Here tanquam expectem are rendered very justly, "as if I were expecting;" now, in present time, agreeable to the original. The words carry a negative: if I were expecting, implying, that I do not expect.
[119] This tense is not admitted to be good English; yet is often used in speaking; the have being contracted or corrupted into a, had a written, if he had a received.
[120] We have derived our substantive verb from two radical verbs; beon, whence come the English be, and the German bist; and weorthan, to be or become, fieri; from which probably, the Danes have their varer, and the English their were.

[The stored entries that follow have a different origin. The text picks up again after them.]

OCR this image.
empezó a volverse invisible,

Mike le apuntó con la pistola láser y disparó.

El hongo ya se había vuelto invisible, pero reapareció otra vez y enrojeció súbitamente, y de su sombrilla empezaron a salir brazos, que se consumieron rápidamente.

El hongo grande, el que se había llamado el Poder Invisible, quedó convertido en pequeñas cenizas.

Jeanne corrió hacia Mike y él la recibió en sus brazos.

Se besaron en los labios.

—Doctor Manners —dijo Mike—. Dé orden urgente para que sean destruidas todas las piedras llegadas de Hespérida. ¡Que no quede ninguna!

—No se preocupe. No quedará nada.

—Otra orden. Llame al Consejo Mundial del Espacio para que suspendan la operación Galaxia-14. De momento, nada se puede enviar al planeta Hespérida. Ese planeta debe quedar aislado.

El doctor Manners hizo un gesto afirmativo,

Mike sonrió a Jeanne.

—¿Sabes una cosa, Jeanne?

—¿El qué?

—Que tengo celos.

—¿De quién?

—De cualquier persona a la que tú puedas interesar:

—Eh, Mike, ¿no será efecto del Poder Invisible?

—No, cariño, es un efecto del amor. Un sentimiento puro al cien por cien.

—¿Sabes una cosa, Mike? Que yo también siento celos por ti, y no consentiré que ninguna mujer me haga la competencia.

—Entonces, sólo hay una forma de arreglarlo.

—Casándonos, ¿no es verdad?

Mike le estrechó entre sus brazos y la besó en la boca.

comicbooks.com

[121] The great source of these errors is this: Grammarians have considered that as a conjunction, and supposed that "conjunctions couple like cases and modes;" a Latin rule that does not always hold in English. But Mr. Horne Tooke has clearly proved the word that to be always a relative pronoun: It always relates to a word or sentence; and the reason why grammarians have called it a conjunction, may be this; they could not find any word to govern it as a relative, and therefore did not know what to do with it. But it is in fact a relative word, thus, "two men have made a discovery;" this is one assertion. What discovery? "that or this is the discovery;" the word that carrying the force of a complete affirmation; "there was a God." Here we see the absurdity of Swift's declaration and the common notions of a subjunctive mode. There is no subjunctive; in strictness of speech, all sentences are resolvable into distinct declaratory phrases. "There is a God;" "two young men have discovered that;" so the sentence should be written to show the true construction.
[122] A passage in Dr. Middleton's Life of Cicero, is remarkably accurate; "The celebrated orator, L. Cassius, died of the same disease (the pleurisy,) which might probably be then, as I was told in Rome it is now, the peculiar distemper of the place." Was refers to time completely past; but is declares a fact that exists generally, at all times; the verb is therefore in the present tense, or as Harris terms it,[123] the aorist of the present. So also in Dr. Reid's Essays, vol. 1. p. 18. "Those philosophers held, that there are three first principles of all things;" which is correct English. "Aristotle thought every object of human understanding enters at first by the senses."—Page 110. The following passage is equally correct. "There is a courage depending on nerves and blood, which was improved to the highest pitch among the Greeks."——Gillies, Hist. of Greece, vol. 1. p. 248. This courage is derived from the constitution of the human body; it exists therefore at all times; and had our author said, "there was a courage depending on nerves and blood, which the Greeks improved to the highest pitch," the sense would have been left imperfect. Here then we see the indefinite use of this form of the present tense; for were the verb is, in the foregoing example, limited to time now present, it would make the author write nonsense; it being absurd to say, "the Greeks 2000 years ago improved a courage which exists only at the present time." So that verbs, in the present tense, express facts that have an uninterrupted existence in past, present, and future time.
[123] Hermes, page 123.
[124] Previous may be vindicated on another principle; viz. by considering it as qualifying the whole subsequent member of the sentence. "The resolutions of Congress could not be enforced by legal penalties; this fact was previous to the establishment," &c. But the other is the real construction.